Here is an issue that is better framed by conservatives than by progressives or libertarians, no?

Epistemology and social science

1. On substack, I wrote,

We learn socially, so that most of our beliefs come from other people.

This makes the problem of choosing which people to trust the central problem in epistemology.

What Eric Weinstein calls our “sense-making apparatus” can be thought of as a set of prestige hierarchies, at the top of which are the people who are most widely trusted.

Our prestige hierarchies are based largely on credentials: professor at Harvard; writer for the New York Times; public health official.

The incentive systems and selection mechanisms in the credential-based hierarchies have become corrupted over time, allowing people to rise to the top who lack wisdom and intellectual rigor.

I proceeded to expand on these sentences.

2. Rob Henderson writes,

In his book The Social Leap, the evolutionary psychologist William von Hippel writes, “a substantial reason we evolved such large brains is to navigate our social world… A great deal of the value that exists in the social world is created by consensus rather than discovered in an objective sense… our cognitive machinery evolved to be only partially constrained by objective reality.” Our social brains process information not only by examining the facts, but also considering the social consequences of what happens to our reputations if we believe something.

Later on,

In her recent book Cognitive Gadgets, the Oxford psychologist Cecilia Hayes writes, “children show prestige bias; they are more likely to copy a model that adults regard as being higher social status- for example, their head-teacher rather than an equally familiar person of the same age and gender.” Hayes cites a 2013 study by Nicola McGuigan who found that five-year-old children are “selective copiers.” Results showed that kids were more likely to imitate their head-teacher rather than an equally familiar person of the same age and gender. Young children are more likely to imitate a person that adults regard as being higher status.

and later,

researchers Ángel V. Jiménez and Alex Mesoudi wrote that assessing competence directly “may be noisy and costly.

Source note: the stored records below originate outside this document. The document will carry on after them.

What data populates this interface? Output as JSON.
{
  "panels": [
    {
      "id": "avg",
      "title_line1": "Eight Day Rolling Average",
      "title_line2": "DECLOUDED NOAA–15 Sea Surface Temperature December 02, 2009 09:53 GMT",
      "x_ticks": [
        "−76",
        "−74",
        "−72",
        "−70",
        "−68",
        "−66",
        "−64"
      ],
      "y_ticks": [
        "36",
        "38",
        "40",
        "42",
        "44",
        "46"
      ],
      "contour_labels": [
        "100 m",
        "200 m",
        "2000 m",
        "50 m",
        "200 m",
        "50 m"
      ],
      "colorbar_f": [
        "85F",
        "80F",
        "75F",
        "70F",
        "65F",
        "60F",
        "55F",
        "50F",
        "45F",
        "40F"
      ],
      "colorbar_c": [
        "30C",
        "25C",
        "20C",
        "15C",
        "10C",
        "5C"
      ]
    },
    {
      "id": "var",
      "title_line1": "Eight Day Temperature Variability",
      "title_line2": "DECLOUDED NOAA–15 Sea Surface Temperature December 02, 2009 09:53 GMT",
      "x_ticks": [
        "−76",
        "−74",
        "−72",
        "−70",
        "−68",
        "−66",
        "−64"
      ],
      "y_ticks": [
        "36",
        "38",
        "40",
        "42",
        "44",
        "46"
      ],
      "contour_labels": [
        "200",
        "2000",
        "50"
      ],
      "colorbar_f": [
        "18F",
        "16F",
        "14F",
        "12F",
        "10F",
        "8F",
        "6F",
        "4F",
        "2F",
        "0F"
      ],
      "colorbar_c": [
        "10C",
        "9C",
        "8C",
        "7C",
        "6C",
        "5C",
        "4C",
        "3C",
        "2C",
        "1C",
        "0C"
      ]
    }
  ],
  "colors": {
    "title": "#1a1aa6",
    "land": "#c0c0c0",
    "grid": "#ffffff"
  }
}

Instead, social learners can use short-cuts either by making inferences from the appearance, personality, material possessions, etc. of the models.”

In my view, these observations/findings make the philosopher’s approach to epistemology seem wrong-footed. The philosopher wants to ask when I should believe my senses. I want to ask when I should believe Jack, especially when he disagrees with Jill. Or Fauci when he disagrees with Mowshowitz.

I pay attention to social learning because of my reading of Henrich and Laland. This predisposition is reinforced by what I found in the Henderson piece. I had an exchange with Michael Huemer on this after this post. I still think that philosophers ought to pay more attention to the issue of how one decides who is trustworthy.